Moreover, in this instance, if the public policy is examined, the wisdom of tradition has other rewards. The orthodox rule, which disallows an annulment because of a false premarital claim of pregnancy, minimizes the chances of fraudulent annulment suits by men in an age when both premarital intercourse and premarital pregnancy are not exactly novel events. Females, particularly young females frequently have a tendency to imagine themselves pregnant and, in many cases, it could be extremely difficult for a Court, when a marriage comes to disharmony, to retroactively distinguish a false representation from girlish anxiety. Moreover, the increasing tolerance of illegitimate births, particularly with an adoption alternative, as opposed to insistence on "shotgun marriages", indicates that the traditional rule does not necessarily have the effect of creating and preserving unstable marriages. If the times demand a public policy change, it would appear to me better to discourage marriage in the first instance than to weaken the traditional strict standards in annulment cases.
The plaintiff here is in a very unfortunate situation. But neither the immediate personal hardship nor the public policy questions presented justify judicial departure from time honored principles. Delaware should not adopt a rule which would permit a husband to avoid a marriage on the basis of a misrepresentation which does not go to the very essentials of the marital contract, especially when the husband did not even bother to exercise the care of a reasonably prudent man in investigating the representation.
The plaintiff here is indeed in a very unfortunate situation. But fortunately, in this case, short of annulment, there is relief available. Tyminsky v. Tyminsky, supra.
The petition to annul the marriage is denied. It is so ordered.NOTES
 But see the New York cases of Donovan v.
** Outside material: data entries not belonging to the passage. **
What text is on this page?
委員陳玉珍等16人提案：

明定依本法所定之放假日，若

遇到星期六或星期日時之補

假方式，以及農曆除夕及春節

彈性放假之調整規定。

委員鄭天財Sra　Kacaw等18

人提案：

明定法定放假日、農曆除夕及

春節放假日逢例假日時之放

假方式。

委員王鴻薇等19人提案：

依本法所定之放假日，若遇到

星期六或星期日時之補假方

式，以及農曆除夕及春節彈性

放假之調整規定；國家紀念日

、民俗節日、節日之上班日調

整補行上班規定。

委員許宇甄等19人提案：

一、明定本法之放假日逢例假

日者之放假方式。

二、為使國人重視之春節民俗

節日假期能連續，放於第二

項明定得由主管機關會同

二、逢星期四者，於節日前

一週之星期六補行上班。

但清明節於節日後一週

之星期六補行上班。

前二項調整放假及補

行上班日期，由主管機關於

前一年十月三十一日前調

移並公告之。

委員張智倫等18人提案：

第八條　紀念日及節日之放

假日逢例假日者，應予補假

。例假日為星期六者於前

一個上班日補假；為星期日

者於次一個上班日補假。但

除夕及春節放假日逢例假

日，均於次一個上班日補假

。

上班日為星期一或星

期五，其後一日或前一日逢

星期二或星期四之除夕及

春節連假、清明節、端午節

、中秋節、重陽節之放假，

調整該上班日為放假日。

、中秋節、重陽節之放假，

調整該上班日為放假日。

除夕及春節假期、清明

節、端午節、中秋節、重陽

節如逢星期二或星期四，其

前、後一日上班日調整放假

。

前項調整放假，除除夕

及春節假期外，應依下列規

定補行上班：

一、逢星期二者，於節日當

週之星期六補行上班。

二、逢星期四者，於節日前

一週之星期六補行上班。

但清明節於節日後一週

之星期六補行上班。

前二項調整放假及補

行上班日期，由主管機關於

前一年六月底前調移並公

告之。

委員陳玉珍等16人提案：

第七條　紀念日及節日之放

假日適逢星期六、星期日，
Donovan, 147 Misc. 134, 263 N.Y.S. 336 (1933), appeal dismissed, 241 App.Div. 906, 272 N.Y.S. 157, 158 (1934) and Cole v. Cole, 268 App.Div. 564, 52 N.Y.S.2d 100 (1944).
 The Supreme Court relied on the Morris case, supra, for the language quoted above. Actually, the Morris case, which as noted involved pregnancy by a stranger, does not support the quoted language. I compounded the error at 257 A.2d 768 in the second case cited above. But the quoted language does have ample support in other Delaware cases. See Judge Rodney's opinion in Williams v. Williams, 2 W.W.Harr. 39, 118 A. 638, 639 (1922) and Judge Herrmann's opinion quoting the leading case of Reynolds v. Reynolds, 85 Mass. (3 Allen) 605 (1862) in Anonymous v. Anonymous, 7 Terry 458, 85 A.2d 706, 718 (Super.Ct.1951).